Unix groups are used to manage access to resources on the file-system. You can find out the group ownership of a file or directory using the "ls -l" command, for example:

$ ls -l test.txt
-rw-r--r-- 1 jbloggs open   3 Nov 22 11:59 test.txt
In this example, "jbloggs" is the owner and "open" is the group.
You can find out which groups your user belongs to by using the "groups" command, for example:
$ groups 
users gws_ukca esacat1 ecmwf ukmo open 

As you request access to more datasets, group workspaces and other resources on JASMIN the number of Unix groups associated with your user will increase. A user can be granted access to any number of Unix groups.

The 16-group session limit

However, on a standard Unix file-system (and on JASMIN) a user has a hard limit of 16 groups that are accessible within a given session. This means that sometimes you may be refused permission to read/write to a given directory even though your user does have the required permission.
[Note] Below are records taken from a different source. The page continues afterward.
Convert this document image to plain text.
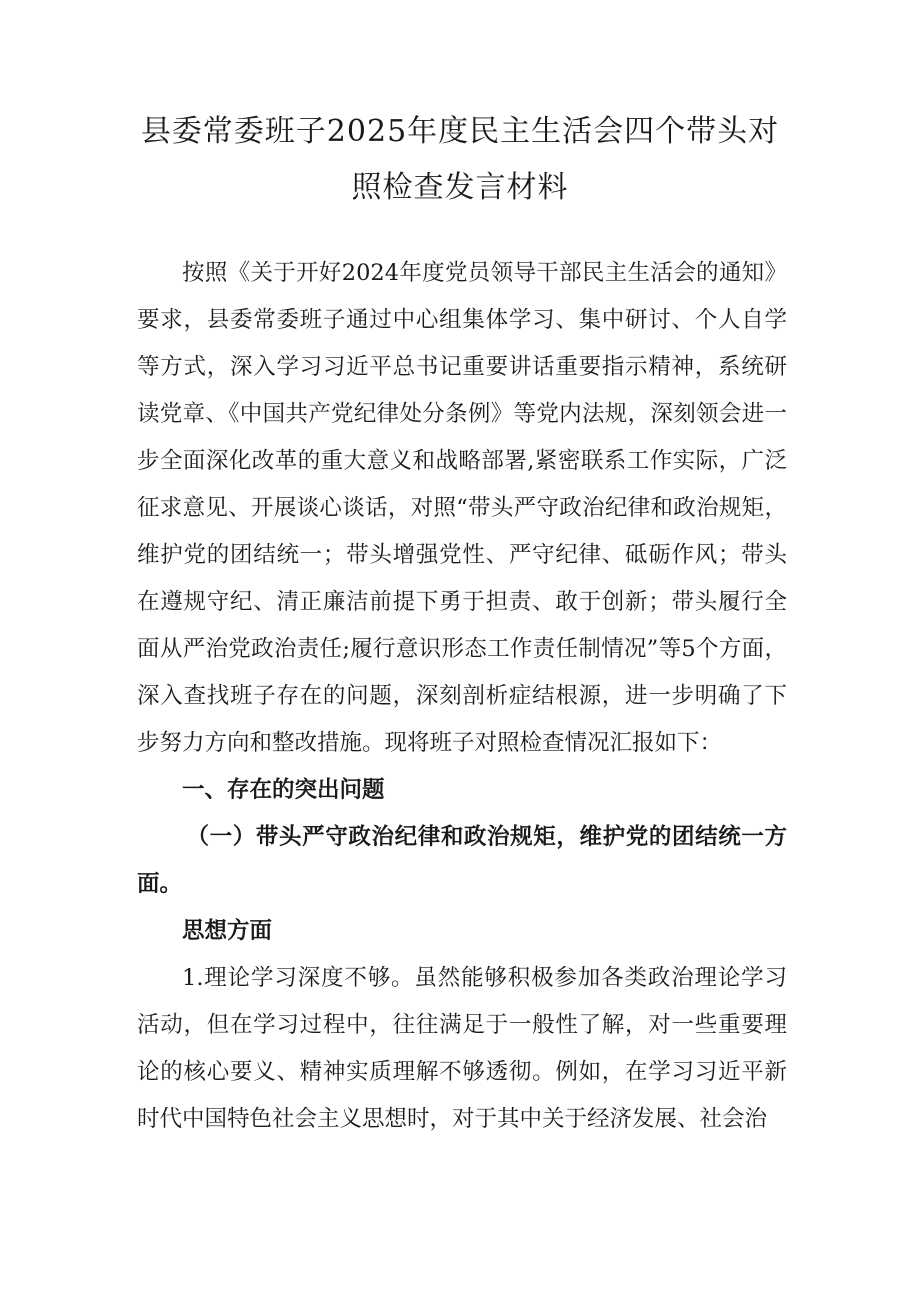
县委常委班子2025年度民主生活会四个带头对
照检查发言材料

按照《关于开好2024年度党员领导干部民主生活会的通知》要求，县委常委班子通过中心组集体学习、集中研讨、个人自学等方式，深入学习习近平总书记重要讲话重要指示精神，系统研读党章、《中国共产党纪律处分条例》等党内法规，深刻领会进一步全面深化改革的重大意义和战略部署,紧密联系工作实际，广泛征求意见、开展谈心谈话，对照“带头严守政治纪律和政治规矩，维护党的团结统一；带头增强党性、严守纪律、砥砺作风；带头在遵规守纪、清正廉洁前提下勇于担责、敢于创新；带头履行全面从严治党政治责任;履行意识形态工作责任制情况”等5个方面，深入查找班子存在的问题，深刻剖析症结根源，进一步明确了下步努力方向和整改措施。现将班子对照检查情况汇报如下：

一、存在的突出问题

（一）带头严守政治纪律和政治规矩，维护党的团结统一方面。

思想方面

1.理论学习深度不够。虽然能够积极参加各类政治理论学习活动，但在学习过程中，往往满足于一般性了解，对一些重要理论的核心要义、精神实质理解不够透彻。例如，在学习习近平新时代中国特色社会主义思想时，对于其中关于经济发展、社会治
Using "newgrp" to overcome the 16-group limit

A common situation is that you wish to run a process that needs to access resources belonging a group that is in the scope of the current session.
You can use the "newgrp" command to generate a new session in which you explicitly set the default group. For example:
$ newgrp ecmwf
The above command will make "ecmwf" the default group for the new session started.